Batterien

Wer seine Batterie nicht hegt und pflegt, der geht.

Gerade in den kalten Wintermonaten sind unsere Pannenhelfer des Öftern für Starthilfe unterwegs. Denn im Winter mit der kalten Witterung ist die Batterie extremer Belastung ausgesetzt und muss leistungsfähig sein.

Um eine Batteriepanne zu vermeiden, gilt es diese regelmässig zu überprüfen. Dabei werden unter anderem die Spannung und Kapazität kontrolliert. Ein Richtwert ist hierbei 12 V und mindestens 60% der Batteriekapazität.

Kurzstrecken belasten die Batterie besonders stark, denn die Batterie kann die beim Start verbrauchte Energie nicht vollständig regenerieren. Deshalb sind Langzeitfahrten für die Erhaltung einer langen Lebenszeit förderlich. Im Durchschnitt beträgt die Lebenszeit einer Batterie vier bis fünf Jahre.

Beim Kauf der Batterie gibt es diverse Unterschiede. Der wohl Bekannteste ist die Bleibatterie zu der Start und Stopp Batterie, sprich Kalzium, AGM (Absorbent Glass Mat), EFB/AFB (Enhanced Flooded Battery / Advanced flooded Battery), Blei-Gel und Lightium Ionen. Die meist Verbauten sind jedoch die AGM und EFB Batterien.

Ausschlaggebend für die Wahl der richtigen Batterie sind zudem die Amperestunden. Diese unterscheiden sich je nach Fahrzeugtyp. Doch wie erkenne ich, welche ich für mein Fahrzeug benötige? Auf der alten Batterie sind die jeweiligen Angaben zu finden. Die Amperestunden, kurz Ah, sagen die Kapazität aus. Eine Batterie, die als Beispiel 10 Stunden lang 5 Ampere liefert, hat eine Ladekapazität von 50 Ah (10h x 5A = 50 Ah).

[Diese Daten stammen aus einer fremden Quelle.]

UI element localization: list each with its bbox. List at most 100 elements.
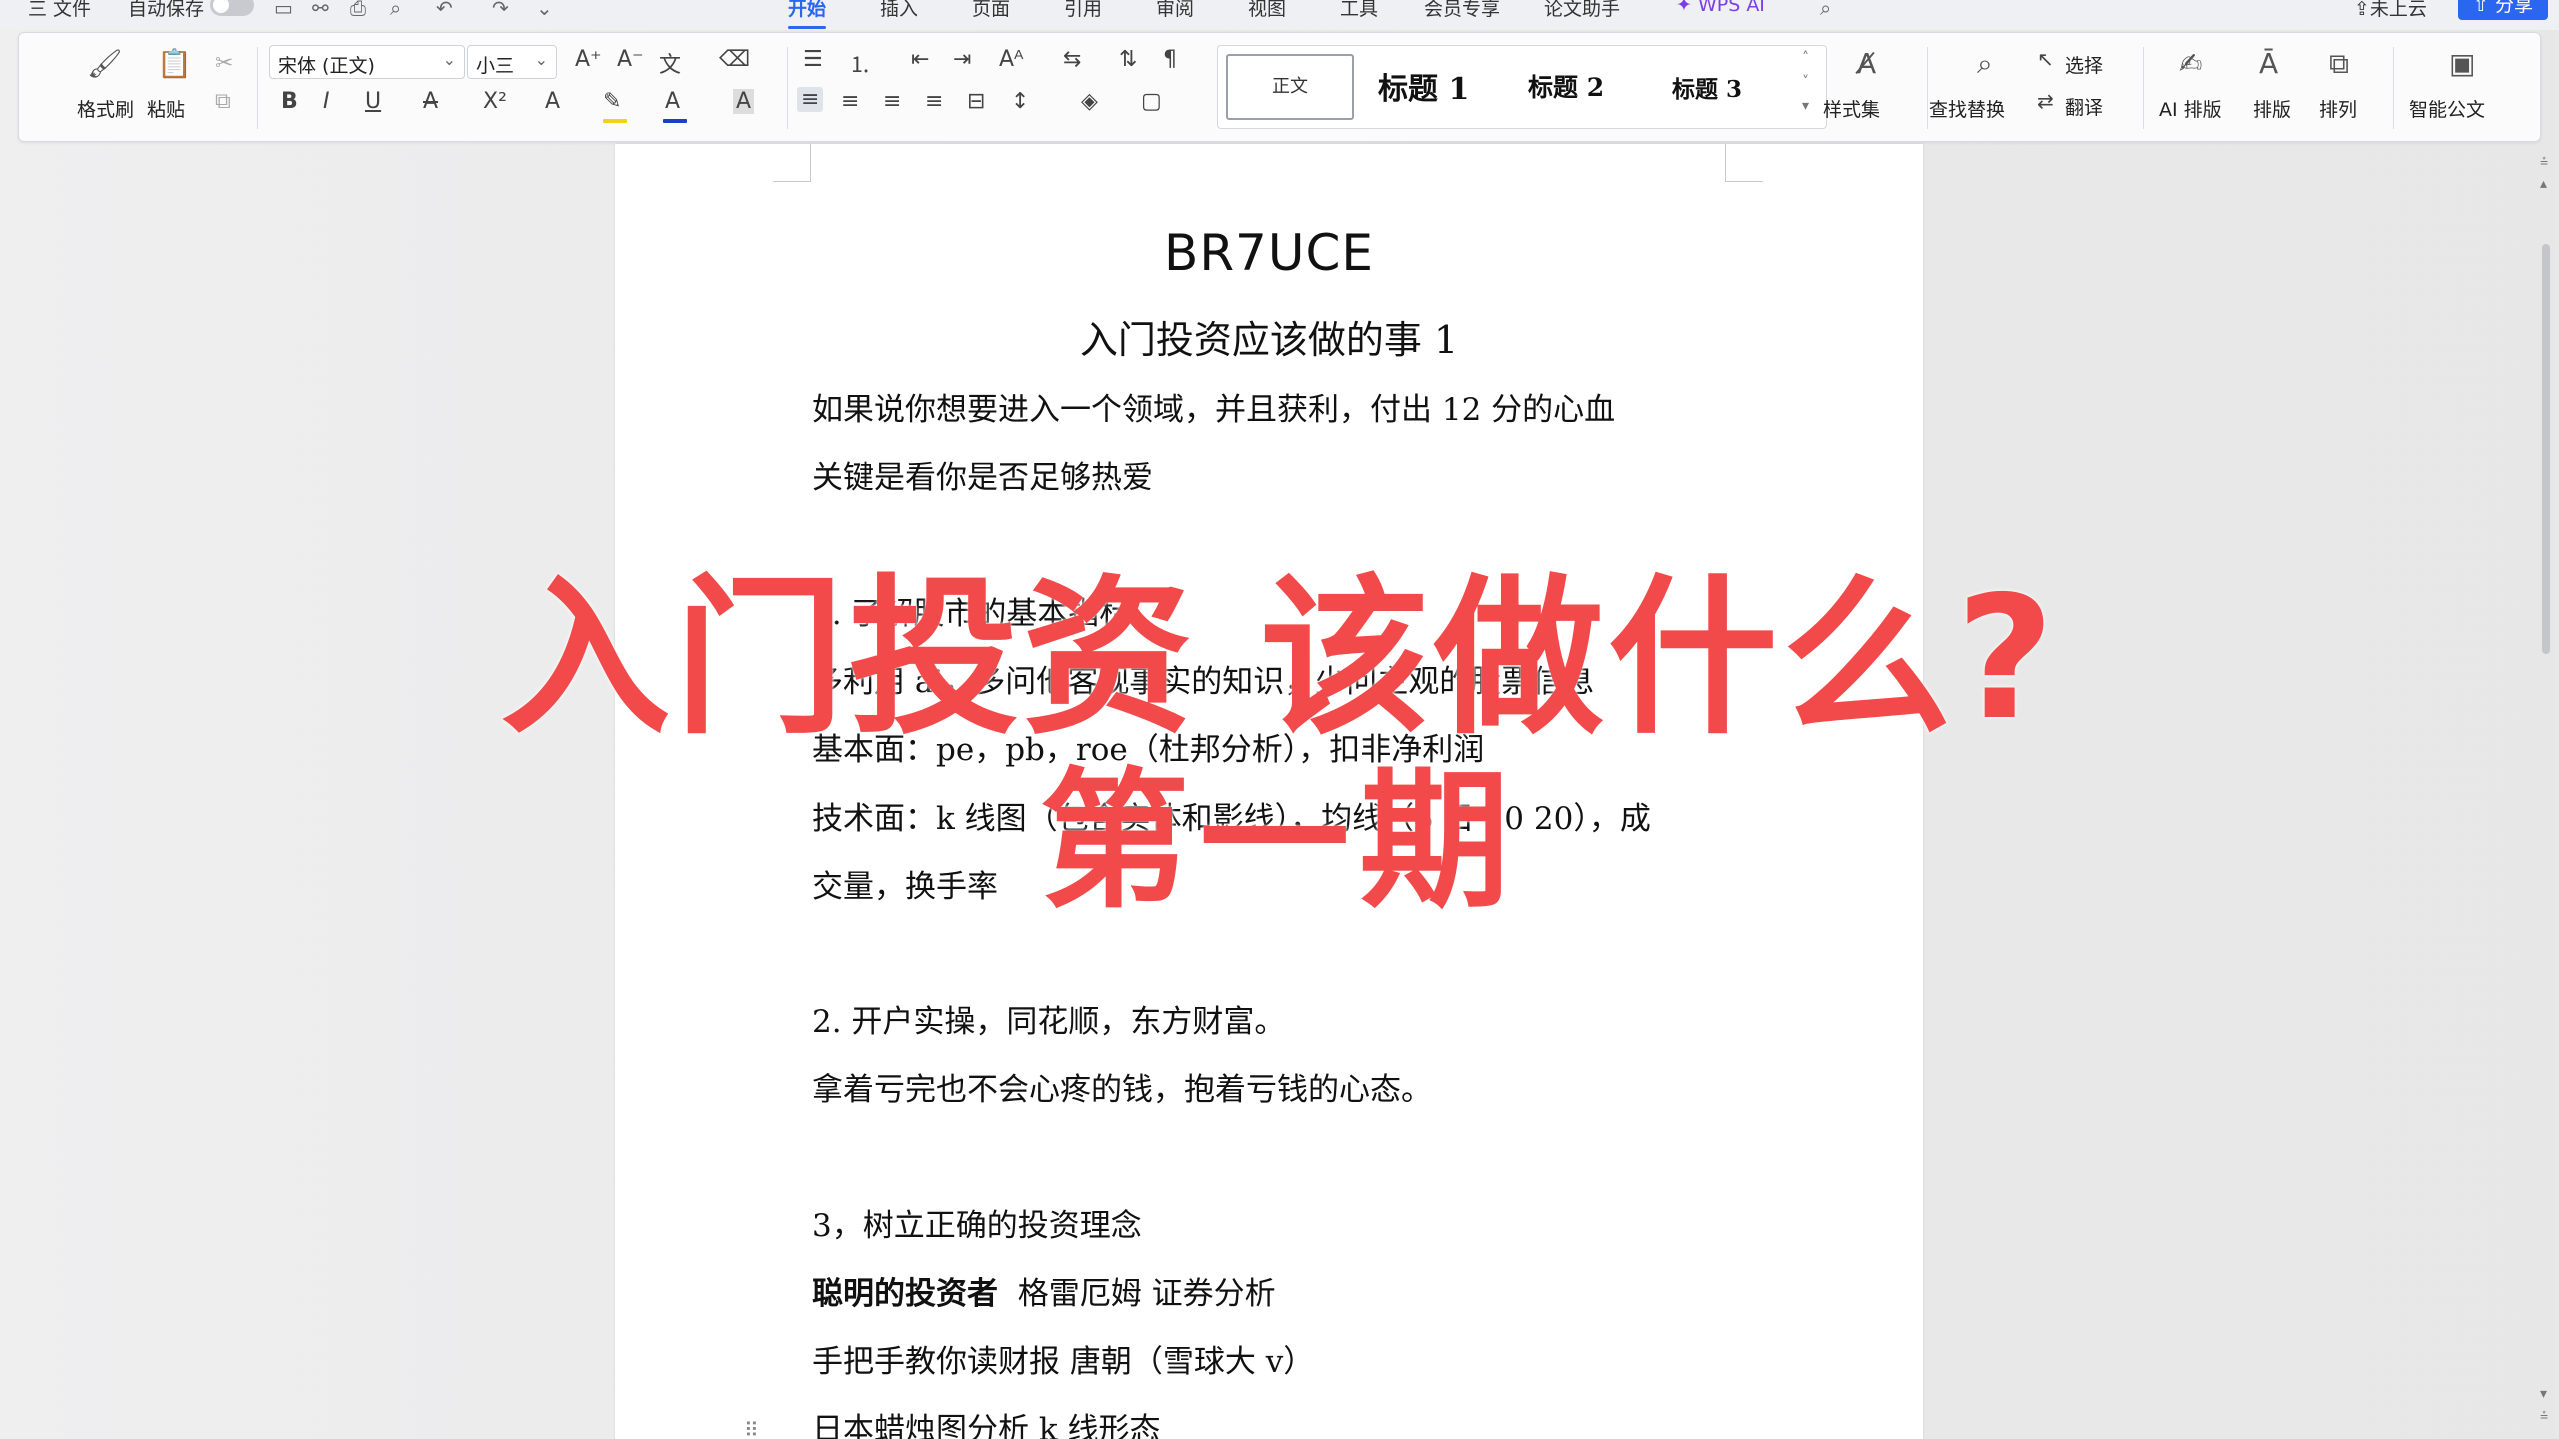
translate-icon[interactable]: ⇄ [2037,89,2054,113]
tab-member[interactable]: 会员专享 [1424,0,1500,21]
paste-button[interactable]: 粘贴 [147,95,185,122]
font-color-icon[interactable]: A [665,89,680,114]
italic-icon[interactable]: I [323,89,330,114]
format-painter-icon[interactable]: 🖌 [87,47,123,80]
smart-document-icon[interactable]: ▣ [2449,47,2475,80]
search-icon[interactable]: ⌕ [1820,0,1831,20]
chevron-down-icon: ⌄ [442,50,456,69]
search-icon[interactable]: ⌕ [1977,47,1993,81]
select-button[interactable]: 选择 [2065,51,2103,78]
grow-font-icon[interactable]: A⁺ [575,47,602,72]
arrange-icon[interactable]: ⧉ [2329,47,2349,81]
bullet-list-icon[interactable]: ☰ [803,47,823,72]
separator [2143,47,2144,129]
style-normal[interactable]: 正文 [1226,54,1354,120]
autosave-toggle[interactable] [210,0,254,16]
paste-icon[interactable]: 📋 [157,47,192,80]
paragraph: 技术面：k 线图（包含实体和影线），均线（5 日 10 20），成 [812,801,1651,837]
scroll-down-icon[interactable]: ▾ [2540,1386,2547,1402]
link-icon[interactable]: ⚯ [312,0,329,20]
file-menu[interactable]: 三 文件 [28,0,91,21]
bold-icon[interactable]: B [281,89,298,114]
align-center-icon[interactable]: ≡ [841,89,859,114]
chevron-down-icon[interactable]: ˅ [1802,74,1809,90]
paragraph: 关键是看你是否足够热爱 [812,460,1153,496]
shading-icon[interactable]: ◈ [1081,89,1098,114]
justify-icon[interactable]: ≡ [925,89,943,114]
vertical-scrollbar[interactable]: ⩮ ▴ ▾ ⩮ [2538,150,2554,1439]
arrange-button[interactable]: 排列 [2319,95,2357,122]
decrease-indent-icon[interactable]: ⇤ [911,47,929,72]
line-spacing-icon[interactable]: ↕ [1011,89,1029,114]
tab-tools[interactable]: 工具 [1340,0,1378,21]
tab-paper-assistant[interactable]: 论文助手 [1544,0,1620,21]
superscript-icon[interactable]: X² [483,89,507,114]
separator [787,47,788,129]
scroll-top-icon[interactable]: ⩮ [2540,154,2548,170]
align-right-icon[interactable]: ≡ [883,89,901,114]
scroll-up-icon[interactable]: ▴ [2540,176,2547,192]
text-direction-icon[interactable]: Aᴬ [999,47,1024,72]
paragraph: 日本蜡烛图分析 k 线形态 [812,1412,1161,1439]
highlight-icon[interactable]: ✎ [603,89,621,114]
select-icon[interactable]: ↖ [2037,47,2054,71]
margin-corner-top-right [1725,144,1763,182]
style-heading-2[interactable]: 标题 2 [1528,68,1604,104]
distribute-icon[interactable]: ⊟ [967,89,985,114]
line-break-icon[interactable]: ⇆ [1063,47,1081,72]
bold-book-title: 聪明的投资者 [812,1276,998,1312]
tab-insert[interactable]: 插入 [880,0,918,21]
underline-icon[interactable]: U [365,89,381,114]
cloud-status[interactable]: ⇪未上云 [2354,0,2427,21]
paragraph: 交量，换手率 [812,869,998,905]
shrink-font-icon[interactable]: A⁻ [617,47,644,72]
smart-document-button[interactable]: 智能公文 [2409,95,2485,122]
tab-page[interactable]: 页面 [972,0,1010,21]
layout-button[interactable]: 排版 [2253,95,2291,122]
show-marks-icon[interactable]: ¶ [1163,47,1177,72]
tab-review[interactable]: 审阅 [1156,0,1194,21]
find-replace-button[interactable]: 查找替换 [1929,95,2005,122]
clear-format-icon[interactable]: ⌫ [719,47,750,72]
print-preview-icon[interactable]: ⌕ [390,0,401,20]
increase-indent-icon[interactable]: ⇥ [953,47,971,72]
print-icon[interactable]: ⎙ [350,0,366,20]
tab-home[interactable]: 开始 [788,0,827,29]
style-set-icon[interactable]: A̸ [1857,47,1876,80]
layout-icon[interactable]: Ā [2259,47,2278,80]
sort-icon[interactable]: ⇅ [1119,47,1137,72]
copy-icon[interactable]: ⧉ [215,89,231,114]
numbered-list-icon[interactable]: ⒈ [849,47,871,79]
chevron-up-icon[interactable]: ˄ [1802,50,1809,66]
save-icon[interactable]: ▭ [274,0,293,20]
format-painter-button[interactable]: 格式刷 [77,95,134,122]
phonetic-guide-icon[interactable]: 文 [659,47,681,79]
ai-layout-button[interactable]: AI 排版 [2159,95,2222,122]
ribbon-toolbar: 🖌 格式刷 📋 粘贴 ✂ ⧉ 宋体 (正文) ⌄ 小三 ⌄ A⁺ A⁻ 文 ⌫ … [18,32,2541,142]
scroll-bottom-icon[interactable]: ⩮ [2540,1408,2548,1424]
undo-icon[interactable]: ↶ [436,0,453,20]
tab-wps-ai[interactable]: ✦ WPS AI [1676,0,1765,16]
chevron-down-icon[interactable]: ⌄ [536,0,553,20]
document-page[interactable]: BR7UCE 入门投资应该做的事 1 如果说你想要进入一个领域，并且获利，付出 … [615,144,1923,1439]
style-heading-1[interactable]: 标题 1 [1378,64,1469,108]
redo-icon[interactable]: ↷ [492,0,509,20]
style-set-button[interactable]: 样式集 [1823,95,1880,122]
text-effect-icon[interactable]: A [545,89,560,114]
cut-icon[interactable]: ✂ [215,51,233,76]
ai-layout-icon[interactable]: ✍ [2179,47,2202,80]
scrollbar-thumb[interactable] [2542,244,2550,654]
font-name-select[interactable]: 宋体 (正文) ⌄ [269,45,465,79]
expand-icon[interactable]: ▾ [1802,98,1809,114]
font-size-select[interactable]: 小三 ⌄ [467,45,557,79]
drag-handle-icon[interactable]: ⠿ [744,1418,759,1439]
tab-references[interactable]: 引用 [1064,0,1102,21]
tab-view[interactable]: 视图 [1248,0,1286,21]
align-left-icon[interactable]: ≡ [797,87,824,112]
strikethrough-icon[interactable]: A [423,89,438,114]
style-heading-3[interactable]: 标题 3 [1672,70,1742,104]
translate-button[interactable]: 翻译 [2065,93,2103,120]
char-shading-icon[interactable]: A [733,89,755,114]
share-button[interactable]: ⇧ 分享 [2458,0,2548,20]
border-icon[interactable]: ▢ [1141,89,1162,114]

Auch die Spannung in Volt muss dieselbe sein wie bei der vorgängigen Batterie. In der Regel sind es 12 V Batterien.

Der Kälteprüfstrom ist die Stromstärke, die eine vollgeladene Starterbatterie bei – 18° Celsius für eine Dauer von 10 Sekunden abgeben muss. Dabei darf die Spannung, welche in den meisten Fällen wie oben erwähnt 12 V beträgt, nicht unter 7.5 Volt fallen. Angenommen auf der Batterie ist der Wert 450 A angegeben, so muss eine gut erhaltene Batterie demnach im Stande sein, während 10 Sekunden die angegeben 450 Ampere zu liefern.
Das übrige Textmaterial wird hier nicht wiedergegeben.